Software in Loop (SIL) Python, Matlab and Co-Simulation DLL Scripting Interface
If you want to integrate QBlade simulations inside Matlab’s Simulink via an S-function, you want to run custom scripted simulations in Python, or you want to couple a QBlade simulation instance to a dedicated offshore structure design tool you can use the Software in Loop (SIL) interface. To use this interface the QBlade code is loaded into the desired framework as a dynamic link linbrary (.dll, windows) or shared object (.so, linux), whereas the scripting functionality is exported through dedicated functions. A Python and Matlab wrapper and example code using the SIL interface is also available, which simplifies the integration of QBlade’s custom digital wind turbine twins into any other simulation framework for co-simulation, optimization and many other tasks. More info on the CLI features and code examples can be found in the documentation.
Multi Turbine Simulation Capability
Simulate whole windparks, including aerodynamic wake-rotor interaction, interconnected global mooring systems and global wind park control strategies!

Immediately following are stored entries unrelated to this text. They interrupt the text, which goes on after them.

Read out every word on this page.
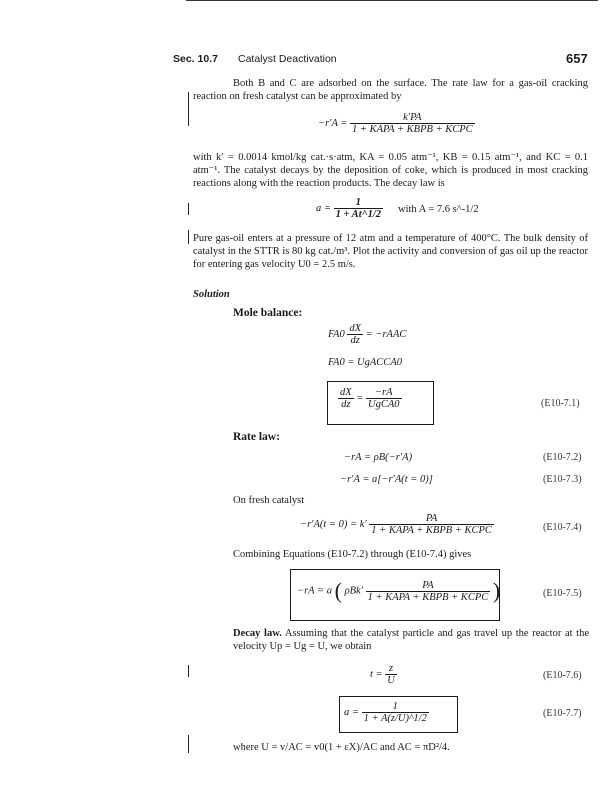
Sec. 10.7 Catalyst Deactivation	657
Both B and C are adsorbed on the surface. The rate law for a gas-oil cracking reaction on fresh catalyst can be approximated by
$-r'A = \frac{k'PA}{\text{1 + KAPA + KBPB + KCPC}}$
with k′ = 0.0014 kmol/kg cat.·s·atm, KA = 0.05 atm⁻¹, KB = 0.15 atm⁻¹, and KC = 0.1 atm⁻¹. The catalyst decays by the deposition of coke, which is produced in most cracking reactions along with the reaction products. The decay law is
$a = \frac{1}{1 + At\^{}1/2}$ with A = 7.6 s^-1/2
Pure gas-oil enters at a pressure of 12 atm and a temperature of 400°C. The bulk density of catalyst in the STTR is 80 kg cat./m³. Plot the activity and conversion of gas oil up the reactor for entering gas velocity U0 = 2.5 m/s.
Solution
Mole balance:
$FA0 \frac{dX}{dz}$ = −rAAC
FA0 = UgACCA0
$\frac{dX}{dz} = \frac{-rA}{\text{UgCA0}}$	(E10-7.1)
Rate law:
−rA = ρB(−r′A)	(E10-7.2)
−r′A = a[−r′A(t = 0)]	(E10-7.3)
On fresh catalyst
$-r'A(t = 0) = k' \frac{PA}{\text{1 + KAPA + KBPB + KCPC}}$	(E10-7.4)
Combining Equations (E10-7.2) through (E10-7.4) gives
−rA = a ( $\rho Bk' \frac{PA}{\text{1 + KAPA + KBPB + KCPC}}$ )	(E10-7.5)
Decay law. Assuming that the catalyst particle and gas travel up the reactor at the velocity Up = Ug = U, we obtain
$t = \frac{z}{U}$	(E10-7.6)
$a = \frac{1}{1 + A(z/U)\^{}1/2}$	(E10-7.7)
where U = v/AC = v0(1 + εX)/AC and AC = πD²/4.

In combination with the SIL interface parametric simulations of full windparks can be carried out and global windpark controllers can be tested and optimized. The finely grained accessibility of every simulation aspect and variable enables you to test and devise arbitrary control strategies in real-time. More information on multi-turbine simulaions can be found in the documentation.
Multi Rotor Turbine Definition
Design, construct and simulate wind turbines with an arbitrary number of rotors! Each rotor is controlled by its own controller instance. Through the SIL interface it is possible to also integrate a global supervisory controller that overlooks all individual controller instances. It is even possible to combine HAWT and VAWT rotors into a single turbine design. More information on the multi-turbine feature is found in the documentation.

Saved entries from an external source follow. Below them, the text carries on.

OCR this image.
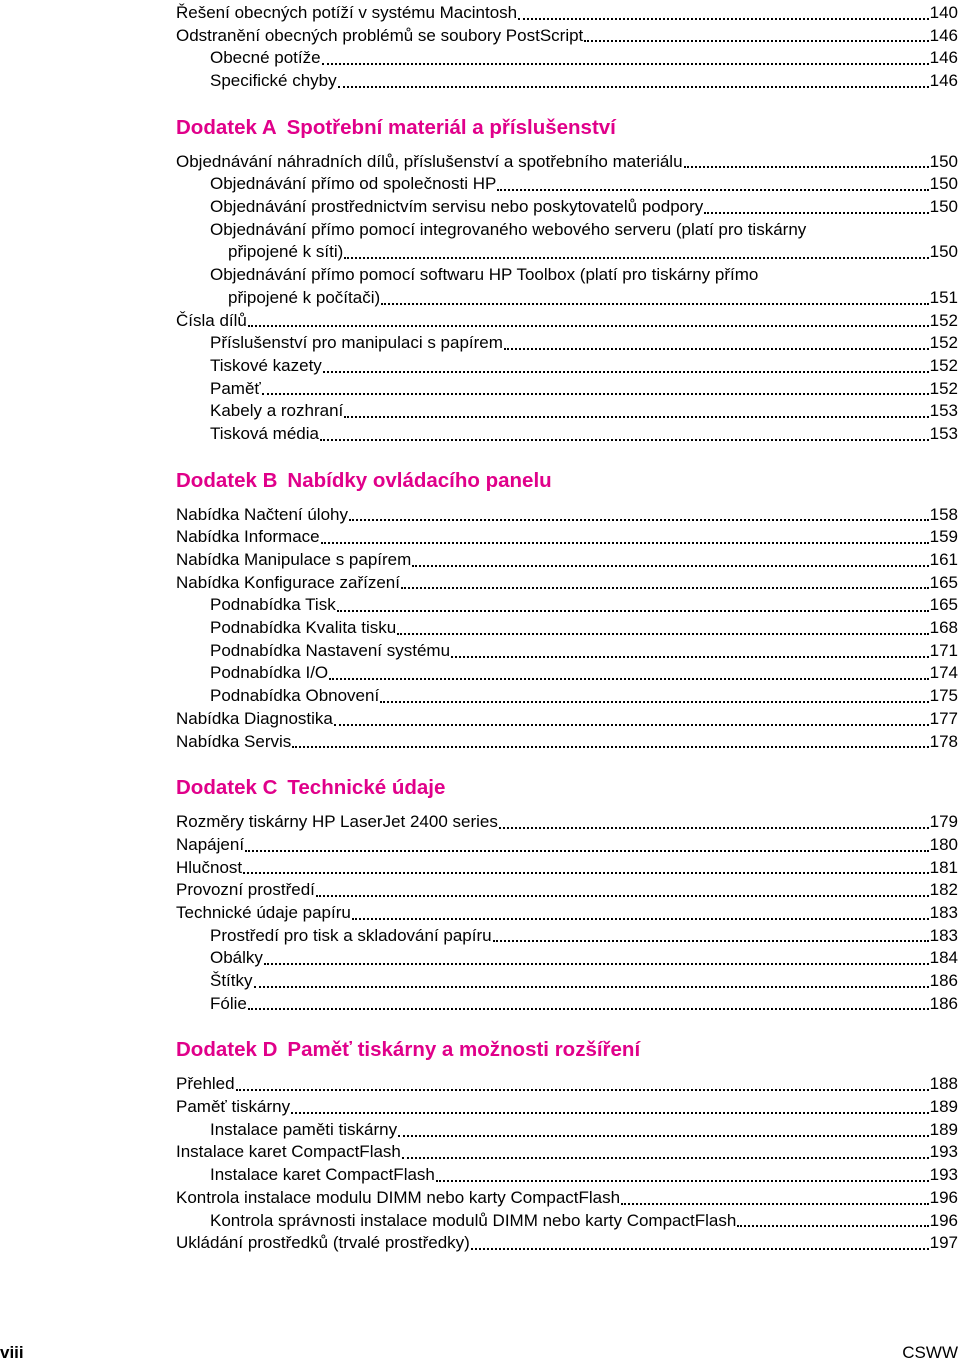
Řešení obecných potíží v systému Macintosh	140
Odstranění obecných problémů se soubory PostScript	146
Obecné potíže	146
Specifické chyby	146
Dodatek A Spotřební materiál a příslušenství
Objednávání náhradních dílů, příslušenství a spotřebního materiálu	150
Objednávání přímo od společnosti HP	150
Objednávání prostřednictvím servisu nebo poskytovatelů podpory	150
Objednávání přímo pomocí integrovaného webového serveru (platí pro tiskárny
připojené k síti)	150
Objednávání přímo pomocí softwaru HP Toolbox (platí pro tiskárny přímo
připojené k počítači)	151
Čísla dílů	152
Příslušenství pro manipulaci s papírem	152
Tiskové kazety	152
Paměť	152
Kabely a rozhraní	153
Tisková média	153
Dodatek B Nabídky ovládacího panelu
Nabídka Načtení úlohy	158
Nabídka Informace	159
Nabídka Manipulace s papírem	161
Nabídka Konfigurace zařízení	165
Podnabídka Tisk	165
Podnabídka Kvalita tisku	168
Podnabídka Nastavení systému	171
Podnabídka I/O	174
Podnabídka Obnovení	175
Nabídka Diagnostika	177
Nabídka Servis	178
Dodatek C Technické údaje
Rozměry tiskárny HP LaserJet 2400 series	179
Napájení	180
Hlučnost	181
Provozní prostředí	182
Technické údaje papíru	183
Prostředí pro tisk a skladování papíru	183
Obálky	184
Štítky	186
Fólie	186
Dodatek D Paměť tiskárny a možnosti rozšíření
Přehled	188
Paměť tiskárny	189
Instalace paměti tiskárny	189
Instalace karet CompactFlash	193
Instalace karet CompactFlash	193
Kontrola instalace modulu DIMM nebo karty CompactFlash	196
Kontrola správnosti instalace modulů DIMM nebo karty CompactFlash	196
Ukládání prostředků (trvalé prostředky)	197
viii	CSWW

Modal Analysis, Automated Campbell Diagrams and Aeroelastic Power Curves
Perform a modal analysis of your wind turbine design at any operational point with a single click! Our DLC preprocessor also allows to setup custom simulation ensembles. Using our Ensemble Graph feature information for aeroelastic power curves and campbell diagrams can be compiled into graphs in a breeze! The aeroelastic powercurve and the Cambell diagramm were extracted from 18 aero-servo elastic time domain simulations (2m/s increment) and successive modal analysis with a length of 300s each. This exemplary batch of 18 simulations shown below was evaluated in only 70s on a single workstation!